** Софья не вполне права, употребляя в этом контексте термин, в сущности, искусствоведческий; так, например, Эрнст Барлах - русско-жидовский большевик.
XI. ТЕОРЕМА СУЩЕСТВОВАНИЯ
В чужом пиру похмелье
Ты вновь стоишь на лезвии судьбы.
Софокл, "Антигона"
Когда Толик проснулся, было уже светло; это, впрочем, для летнего утра только естественно. Было уже настолько светло и жарко, что, пожалуй, точнее будет сказать: Толик проснулся поздно. И был Толик один, хоть и был он абсолютно уверен, что совсем недавно на этих жеваных серовато-желтых простынях пребывал еще некто... м-м-м... ну, скажем так, женского полу. Вера, Надя, Дима... Тьфу, пропасть, подумал Толик, причем тут Дима?!

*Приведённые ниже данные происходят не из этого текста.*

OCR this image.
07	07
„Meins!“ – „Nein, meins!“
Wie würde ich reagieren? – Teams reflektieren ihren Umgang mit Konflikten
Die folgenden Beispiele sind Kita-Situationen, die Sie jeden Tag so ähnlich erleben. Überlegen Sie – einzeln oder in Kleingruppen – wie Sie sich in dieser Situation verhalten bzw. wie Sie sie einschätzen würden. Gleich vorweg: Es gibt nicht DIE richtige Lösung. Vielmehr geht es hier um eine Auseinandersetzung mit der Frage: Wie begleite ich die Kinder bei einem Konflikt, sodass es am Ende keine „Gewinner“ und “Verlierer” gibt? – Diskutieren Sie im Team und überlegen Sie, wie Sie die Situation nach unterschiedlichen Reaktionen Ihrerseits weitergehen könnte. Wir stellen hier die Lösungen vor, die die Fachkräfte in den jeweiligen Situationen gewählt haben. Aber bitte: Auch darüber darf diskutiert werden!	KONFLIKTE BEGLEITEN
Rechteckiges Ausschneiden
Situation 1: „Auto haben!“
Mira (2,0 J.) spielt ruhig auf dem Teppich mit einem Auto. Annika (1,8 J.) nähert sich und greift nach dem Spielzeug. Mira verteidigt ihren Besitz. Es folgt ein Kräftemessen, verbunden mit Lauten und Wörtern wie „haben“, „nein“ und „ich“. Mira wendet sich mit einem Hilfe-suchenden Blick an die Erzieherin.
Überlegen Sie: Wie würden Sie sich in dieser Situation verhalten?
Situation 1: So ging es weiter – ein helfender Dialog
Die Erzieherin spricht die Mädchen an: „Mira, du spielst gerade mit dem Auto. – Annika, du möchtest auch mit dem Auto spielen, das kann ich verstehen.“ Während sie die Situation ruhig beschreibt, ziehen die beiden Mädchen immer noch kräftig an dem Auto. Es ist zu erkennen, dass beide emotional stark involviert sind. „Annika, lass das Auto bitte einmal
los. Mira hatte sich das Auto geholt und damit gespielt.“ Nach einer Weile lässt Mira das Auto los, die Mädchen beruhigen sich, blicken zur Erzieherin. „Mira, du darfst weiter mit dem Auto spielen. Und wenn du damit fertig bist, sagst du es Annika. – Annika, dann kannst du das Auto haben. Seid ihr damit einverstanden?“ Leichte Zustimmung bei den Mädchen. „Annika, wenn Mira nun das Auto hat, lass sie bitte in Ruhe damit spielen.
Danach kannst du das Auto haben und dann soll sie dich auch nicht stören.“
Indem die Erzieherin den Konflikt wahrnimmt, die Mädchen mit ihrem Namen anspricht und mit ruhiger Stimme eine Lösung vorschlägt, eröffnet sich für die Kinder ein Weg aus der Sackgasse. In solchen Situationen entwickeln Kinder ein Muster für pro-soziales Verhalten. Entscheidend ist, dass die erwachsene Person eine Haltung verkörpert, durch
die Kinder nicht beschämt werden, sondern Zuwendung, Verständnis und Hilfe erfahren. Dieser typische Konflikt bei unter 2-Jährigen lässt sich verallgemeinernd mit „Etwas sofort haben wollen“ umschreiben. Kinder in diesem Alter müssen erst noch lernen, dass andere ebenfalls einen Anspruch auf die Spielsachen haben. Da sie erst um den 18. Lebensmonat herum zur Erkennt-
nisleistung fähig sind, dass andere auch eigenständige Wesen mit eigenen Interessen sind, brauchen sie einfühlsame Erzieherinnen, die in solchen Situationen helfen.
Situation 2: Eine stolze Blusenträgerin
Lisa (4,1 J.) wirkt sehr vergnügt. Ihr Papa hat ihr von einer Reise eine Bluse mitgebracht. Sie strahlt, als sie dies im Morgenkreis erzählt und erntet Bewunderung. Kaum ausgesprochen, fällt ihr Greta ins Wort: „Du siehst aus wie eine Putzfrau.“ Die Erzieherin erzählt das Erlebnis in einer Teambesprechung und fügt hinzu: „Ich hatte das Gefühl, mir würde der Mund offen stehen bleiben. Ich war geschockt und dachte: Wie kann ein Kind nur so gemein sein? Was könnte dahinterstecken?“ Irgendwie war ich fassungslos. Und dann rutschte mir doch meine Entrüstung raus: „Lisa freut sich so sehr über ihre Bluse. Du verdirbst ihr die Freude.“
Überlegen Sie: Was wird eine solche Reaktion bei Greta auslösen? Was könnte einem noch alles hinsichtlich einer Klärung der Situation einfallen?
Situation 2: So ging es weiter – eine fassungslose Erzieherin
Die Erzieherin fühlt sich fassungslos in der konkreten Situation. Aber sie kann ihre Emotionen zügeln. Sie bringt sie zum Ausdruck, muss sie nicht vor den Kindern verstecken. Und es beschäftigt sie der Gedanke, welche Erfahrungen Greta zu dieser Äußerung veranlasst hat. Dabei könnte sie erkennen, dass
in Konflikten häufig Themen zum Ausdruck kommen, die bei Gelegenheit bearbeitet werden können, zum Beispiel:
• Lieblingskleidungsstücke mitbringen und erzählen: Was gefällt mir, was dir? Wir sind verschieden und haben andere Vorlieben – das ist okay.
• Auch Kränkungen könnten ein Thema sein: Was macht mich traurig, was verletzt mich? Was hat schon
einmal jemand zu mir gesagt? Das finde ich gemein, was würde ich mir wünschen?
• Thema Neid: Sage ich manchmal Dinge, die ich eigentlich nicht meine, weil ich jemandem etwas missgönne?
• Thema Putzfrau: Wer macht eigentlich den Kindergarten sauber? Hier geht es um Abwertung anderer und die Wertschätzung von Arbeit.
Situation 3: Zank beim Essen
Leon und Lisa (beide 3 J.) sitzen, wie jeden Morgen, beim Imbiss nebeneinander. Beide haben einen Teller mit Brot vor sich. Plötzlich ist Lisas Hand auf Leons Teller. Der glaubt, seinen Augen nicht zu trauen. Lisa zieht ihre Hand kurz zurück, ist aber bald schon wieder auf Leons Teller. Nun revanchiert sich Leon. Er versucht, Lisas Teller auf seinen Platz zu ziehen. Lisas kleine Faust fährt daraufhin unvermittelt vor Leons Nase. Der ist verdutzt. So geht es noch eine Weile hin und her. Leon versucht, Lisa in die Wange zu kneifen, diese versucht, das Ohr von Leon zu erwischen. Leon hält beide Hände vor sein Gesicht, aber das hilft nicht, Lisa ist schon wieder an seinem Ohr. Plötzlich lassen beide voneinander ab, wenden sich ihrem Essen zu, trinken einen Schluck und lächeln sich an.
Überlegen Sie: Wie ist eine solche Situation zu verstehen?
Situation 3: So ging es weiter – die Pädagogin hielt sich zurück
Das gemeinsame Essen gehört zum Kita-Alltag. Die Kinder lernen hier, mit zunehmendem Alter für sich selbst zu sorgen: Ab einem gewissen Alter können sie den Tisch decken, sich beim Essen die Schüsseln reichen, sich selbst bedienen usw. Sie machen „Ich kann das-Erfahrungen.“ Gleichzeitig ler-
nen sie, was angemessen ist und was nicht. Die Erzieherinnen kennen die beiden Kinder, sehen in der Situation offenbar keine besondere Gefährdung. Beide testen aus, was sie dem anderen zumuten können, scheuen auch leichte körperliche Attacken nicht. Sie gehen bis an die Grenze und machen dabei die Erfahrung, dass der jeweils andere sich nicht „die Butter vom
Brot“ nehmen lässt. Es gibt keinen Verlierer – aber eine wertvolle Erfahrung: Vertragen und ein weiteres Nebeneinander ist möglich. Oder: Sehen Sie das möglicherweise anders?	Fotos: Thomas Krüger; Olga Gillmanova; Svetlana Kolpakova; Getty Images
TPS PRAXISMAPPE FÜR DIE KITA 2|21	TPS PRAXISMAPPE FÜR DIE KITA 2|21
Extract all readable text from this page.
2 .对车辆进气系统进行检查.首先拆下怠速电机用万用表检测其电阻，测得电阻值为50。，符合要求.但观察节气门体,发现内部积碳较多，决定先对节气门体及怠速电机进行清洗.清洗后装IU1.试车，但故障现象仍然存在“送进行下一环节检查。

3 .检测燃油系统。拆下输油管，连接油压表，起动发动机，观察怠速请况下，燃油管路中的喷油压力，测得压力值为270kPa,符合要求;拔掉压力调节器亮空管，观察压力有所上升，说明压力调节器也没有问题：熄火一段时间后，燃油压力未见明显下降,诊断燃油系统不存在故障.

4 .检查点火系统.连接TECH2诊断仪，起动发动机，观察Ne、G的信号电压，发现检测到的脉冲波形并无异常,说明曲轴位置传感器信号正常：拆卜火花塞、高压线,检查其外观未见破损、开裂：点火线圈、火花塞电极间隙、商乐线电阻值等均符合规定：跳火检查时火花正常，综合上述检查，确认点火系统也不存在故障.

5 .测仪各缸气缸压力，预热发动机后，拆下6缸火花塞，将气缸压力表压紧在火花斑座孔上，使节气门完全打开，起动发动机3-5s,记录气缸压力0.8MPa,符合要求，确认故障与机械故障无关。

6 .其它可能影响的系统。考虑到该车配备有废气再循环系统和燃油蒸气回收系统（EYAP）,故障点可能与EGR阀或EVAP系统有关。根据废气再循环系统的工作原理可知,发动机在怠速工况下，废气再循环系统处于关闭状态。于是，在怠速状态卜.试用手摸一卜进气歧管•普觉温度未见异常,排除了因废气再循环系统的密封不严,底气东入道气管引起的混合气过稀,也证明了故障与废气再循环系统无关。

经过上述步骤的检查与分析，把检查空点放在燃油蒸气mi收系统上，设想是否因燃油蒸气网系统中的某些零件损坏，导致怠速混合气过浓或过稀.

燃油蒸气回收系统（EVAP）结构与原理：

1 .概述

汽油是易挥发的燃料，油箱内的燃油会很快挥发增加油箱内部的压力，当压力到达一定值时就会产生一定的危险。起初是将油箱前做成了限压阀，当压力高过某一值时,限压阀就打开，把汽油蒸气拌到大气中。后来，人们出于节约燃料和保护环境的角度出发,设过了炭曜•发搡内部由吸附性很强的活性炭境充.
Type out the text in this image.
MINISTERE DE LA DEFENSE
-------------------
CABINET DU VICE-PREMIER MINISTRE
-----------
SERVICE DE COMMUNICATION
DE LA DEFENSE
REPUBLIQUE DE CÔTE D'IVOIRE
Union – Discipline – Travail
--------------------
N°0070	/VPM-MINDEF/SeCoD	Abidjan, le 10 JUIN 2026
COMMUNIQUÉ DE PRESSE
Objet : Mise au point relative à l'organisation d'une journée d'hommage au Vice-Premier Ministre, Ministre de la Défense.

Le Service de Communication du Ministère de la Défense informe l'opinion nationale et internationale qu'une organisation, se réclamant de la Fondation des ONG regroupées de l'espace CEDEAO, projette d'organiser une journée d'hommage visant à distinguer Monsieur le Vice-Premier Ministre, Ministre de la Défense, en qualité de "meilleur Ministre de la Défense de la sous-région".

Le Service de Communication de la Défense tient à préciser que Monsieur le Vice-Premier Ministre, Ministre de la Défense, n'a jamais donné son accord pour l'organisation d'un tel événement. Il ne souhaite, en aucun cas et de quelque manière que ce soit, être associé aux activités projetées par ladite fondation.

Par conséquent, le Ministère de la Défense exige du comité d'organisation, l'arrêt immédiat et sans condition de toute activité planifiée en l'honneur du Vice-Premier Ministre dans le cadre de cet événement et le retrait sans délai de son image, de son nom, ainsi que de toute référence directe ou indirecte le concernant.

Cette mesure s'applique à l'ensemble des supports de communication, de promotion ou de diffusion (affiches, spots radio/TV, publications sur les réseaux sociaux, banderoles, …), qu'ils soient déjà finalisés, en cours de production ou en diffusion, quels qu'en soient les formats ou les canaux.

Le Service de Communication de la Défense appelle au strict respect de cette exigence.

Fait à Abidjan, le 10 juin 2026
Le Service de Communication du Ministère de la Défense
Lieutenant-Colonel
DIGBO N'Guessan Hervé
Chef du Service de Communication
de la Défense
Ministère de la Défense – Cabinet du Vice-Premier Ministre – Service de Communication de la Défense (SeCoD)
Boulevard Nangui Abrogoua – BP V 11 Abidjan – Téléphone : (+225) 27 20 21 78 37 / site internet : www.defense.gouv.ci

Комната была пуста и неуютна, и менее всего она походила на помещение, куда некто свалил свои пожитки - пусть даже и небогатый геолог. То есть как раз пожитков-то и не было - ничего не было, кроме старой древесно-стружечной кровати. Ну, валялись еще на полу брюки, которые Толик незамедлительно признал, а из-под брюк вытарчивали туфли. Черт, подумал Толик, и пол какой-то не такой... Не то чтоб грязен был пол, затоптан множеством немытых девичьих ног, хотя как раз это было бы только естественно, - так нет, вполне обычный несколько пыльный пол обычной нежилой комнаты. Продолжая брезгливо чертыхаться, Толик напялил брюки, рубашку и прочее, рассованное, как оказалось, куда попало, совершенно без разбора. Ох, и вид у меня, наверное, подумал Толик, снимая с радиатора невесть почему именно там аккуратно повязанный галстук. И какой идиот надумал? Вот ведь, представилось ему, выйду сейчас, а они сидят, все, сколько их там, умытые, небось, причесанные, будут глядеть на меня и нехорошо так ухмыляться. Сашка-то ладно, и Дефлоринский ладно, и Дима... а вот девицы. Господи, тут только дошло до Толика, и Людочка ведь там! Это же страшное дело, что она со мною сделает... Хотя сама хороша. Ладно, решил Толик, девицы - они и есть девицы, с девицами я нынче ночью разобрался, неплохо, кажется, разобрался, на то они и девицы, почему бы нет? Толик вообще был - в этом плане - высокого о себе мнения, и, пожалуй, именно потому дверь он распахнул мужественно и отважно.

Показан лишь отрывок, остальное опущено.